The last Knysna elephant has the same genetics as the Addo and Kruger populations and so the question has been raised, whether she should be translocated out of the forest to a herd.

“The option of capturing her and moving her somewhere else would be dangerous for her and we don’t know if it would even be of any value to her as she only knows the forest and she might not be able to settle into another area with other elephants,” says Kerley. The same goes for any attempts at artificial insemination, it’s too risky and if it was decided to attempt the ‘impregnation’ route, it would be better to move her to another elephant population, which, as Kerley said, could be too traumatic for her.

He says a major voice that needs to be considered in the decision about her management, is the people of Knysna – who, in all probability, would not want to see her go. “It comes down to a societal decision as it is no longer a population decision, it is about the last Knysna elephant’s well-being. My personal opinion is that we should leave her be.

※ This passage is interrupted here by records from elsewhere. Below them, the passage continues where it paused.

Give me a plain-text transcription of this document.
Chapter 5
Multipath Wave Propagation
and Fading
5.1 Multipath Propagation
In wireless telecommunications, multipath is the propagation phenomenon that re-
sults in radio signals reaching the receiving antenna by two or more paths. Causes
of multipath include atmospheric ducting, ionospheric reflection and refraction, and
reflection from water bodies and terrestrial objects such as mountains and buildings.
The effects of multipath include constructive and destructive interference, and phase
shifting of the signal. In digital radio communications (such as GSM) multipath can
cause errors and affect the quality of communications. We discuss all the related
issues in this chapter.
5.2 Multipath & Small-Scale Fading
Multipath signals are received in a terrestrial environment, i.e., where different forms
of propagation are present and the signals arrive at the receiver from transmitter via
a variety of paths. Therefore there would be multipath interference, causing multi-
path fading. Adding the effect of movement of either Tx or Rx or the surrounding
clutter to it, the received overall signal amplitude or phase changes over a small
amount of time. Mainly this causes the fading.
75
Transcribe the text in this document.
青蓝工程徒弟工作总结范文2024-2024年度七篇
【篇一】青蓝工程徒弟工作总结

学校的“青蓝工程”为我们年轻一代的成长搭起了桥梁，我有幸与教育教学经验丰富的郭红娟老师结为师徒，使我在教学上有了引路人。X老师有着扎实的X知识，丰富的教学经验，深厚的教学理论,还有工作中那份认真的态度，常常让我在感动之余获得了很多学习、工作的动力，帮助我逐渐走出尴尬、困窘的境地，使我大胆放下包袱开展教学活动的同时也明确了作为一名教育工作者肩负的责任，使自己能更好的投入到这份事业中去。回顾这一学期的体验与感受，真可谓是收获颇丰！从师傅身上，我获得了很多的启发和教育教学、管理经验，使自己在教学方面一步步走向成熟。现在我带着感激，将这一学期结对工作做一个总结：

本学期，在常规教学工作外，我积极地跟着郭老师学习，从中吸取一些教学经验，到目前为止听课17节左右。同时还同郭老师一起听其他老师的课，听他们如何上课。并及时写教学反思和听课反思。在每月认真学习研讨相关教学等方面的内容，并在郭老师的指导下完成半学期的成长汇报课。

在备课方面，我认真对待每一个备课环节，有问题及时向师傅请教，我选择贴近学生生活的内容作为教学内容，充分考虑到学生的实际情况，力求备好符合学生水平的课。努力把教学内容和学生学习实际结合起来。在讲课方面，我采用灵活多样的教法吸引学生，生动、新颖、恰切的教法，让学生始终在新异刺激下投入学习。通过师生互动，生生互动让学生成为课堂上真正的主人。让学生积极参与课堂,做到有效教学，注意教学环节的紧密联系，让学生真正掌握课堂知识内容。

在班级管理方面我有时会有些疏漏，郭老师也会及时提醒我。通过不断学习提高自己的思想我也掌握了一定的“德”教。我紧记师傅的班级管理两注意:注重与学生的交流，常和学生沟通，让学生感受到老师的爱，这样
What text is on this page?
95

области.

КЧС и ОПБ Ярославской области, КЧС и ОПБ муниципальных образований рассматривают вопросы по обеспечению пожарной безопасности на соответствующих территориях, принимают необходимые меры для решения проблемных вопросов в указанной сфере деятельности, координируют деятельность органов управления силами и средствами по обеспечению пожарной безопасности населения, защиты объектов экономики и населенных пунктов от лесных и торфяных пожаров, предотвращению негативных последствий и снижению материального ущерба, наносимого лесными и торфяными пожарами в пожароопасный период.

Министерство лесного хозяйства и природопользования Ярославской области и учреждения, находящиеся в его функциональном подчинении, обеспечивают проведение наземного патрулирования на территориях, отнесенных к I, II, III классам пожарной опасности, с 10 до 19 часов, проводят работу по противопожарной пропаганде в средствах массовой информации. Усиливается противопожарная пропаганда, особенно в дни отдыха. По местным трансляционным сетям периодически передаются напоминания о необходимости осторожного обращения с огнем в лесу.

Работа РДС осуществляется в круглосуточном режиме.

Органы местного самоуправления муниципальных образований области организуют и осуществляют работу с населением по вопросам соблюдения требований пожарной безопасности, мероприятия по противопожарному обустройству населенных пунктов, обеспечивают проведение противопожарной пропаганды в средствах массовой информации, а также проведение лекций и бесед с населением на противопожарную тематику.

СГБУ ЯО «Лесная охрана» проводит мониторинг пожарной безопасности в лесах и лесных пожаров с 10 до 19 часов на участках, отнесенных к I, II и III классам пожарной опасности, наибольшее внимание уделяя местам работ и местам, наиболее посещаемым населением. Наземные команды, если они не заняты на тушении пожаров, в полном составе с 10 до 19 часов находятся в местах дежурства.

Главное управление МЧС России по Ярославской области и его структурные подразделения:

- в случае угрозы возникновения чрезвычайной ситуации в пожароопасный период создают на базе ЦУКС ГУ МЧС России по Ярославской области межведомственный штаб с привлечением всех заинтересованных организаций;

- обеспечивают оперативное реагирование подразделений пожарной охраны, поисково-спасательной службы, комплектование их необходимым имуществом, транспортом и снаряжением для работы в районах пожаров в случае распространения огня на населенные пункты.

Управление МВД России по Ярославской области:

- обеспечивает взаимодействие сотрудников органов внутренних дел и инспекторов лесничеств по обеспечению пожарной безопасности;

“Hopefully as humans, we have learnt a nasty lesson because it is ultimately our fault that we are down to the last elephant here. She is the metaphor for our treatment of all species that live on this planet with us. The saying ‘the elephant in the room’ could not be more apt; she is telling us we are making some big mistakes and we are going to lose a lot more than her if we don’t substantially change how we treat and value biodiversity.”